Alternative methods for B-lymphocyte isolation exist. Severson et al. utilized the ability of surface immunoglobulin (Ig)-positive (sIg⁺) cells to adhere to nonspecific proteins rather than to anti-Igs ("plastic panning") [¹³ ]. This offers a simpler and less expensive method that yields B-lymphocyte sIg phenotypes and purity comparable with those of B lymphocytes isolated by antibody panning.

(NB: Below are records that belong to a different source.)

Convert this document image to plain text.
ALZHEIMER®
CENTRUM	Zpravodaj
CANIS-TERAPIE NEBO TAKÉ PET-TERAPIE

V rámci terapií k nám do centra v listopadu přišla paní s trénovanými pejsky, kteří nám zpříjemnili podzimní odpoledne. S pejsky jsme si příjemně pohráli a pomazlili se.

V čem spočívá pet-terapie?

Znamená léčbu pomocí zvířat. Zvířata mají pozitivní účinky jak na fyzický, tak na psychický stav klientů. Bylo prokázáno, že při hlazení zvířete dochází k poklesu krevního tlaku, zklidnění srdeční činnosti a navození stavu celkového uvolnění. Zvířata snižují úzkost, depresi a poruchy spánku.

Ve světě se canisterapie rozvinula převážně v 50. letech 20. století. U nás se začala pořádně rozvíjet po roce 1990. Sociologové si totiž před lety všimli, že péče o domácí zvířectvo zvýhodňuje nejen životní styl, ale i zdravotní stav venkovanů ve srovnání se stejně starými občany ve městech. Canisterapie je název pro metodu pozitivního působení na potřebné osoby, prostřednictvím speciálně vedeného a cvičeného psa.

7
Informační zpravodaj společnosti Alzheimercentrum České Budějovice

Recent reports indicate that the surface accessibility of cellular gangliosides may be altered by phorbol ester-induced protein kinase C activation [¹⁴ , ¹⁵ ] and that B-lymphocyte ganglioside expression may be mediated by lipopolysaccharide (LPS). Thus, exposure to exogenous molecules, including anti-Igs and non-B-cell proteins, might directly affect ganglioside expression and surface accessibility. Both are used as selective modalities in antibody panning and in plastic panning for B-lymphocyte purification.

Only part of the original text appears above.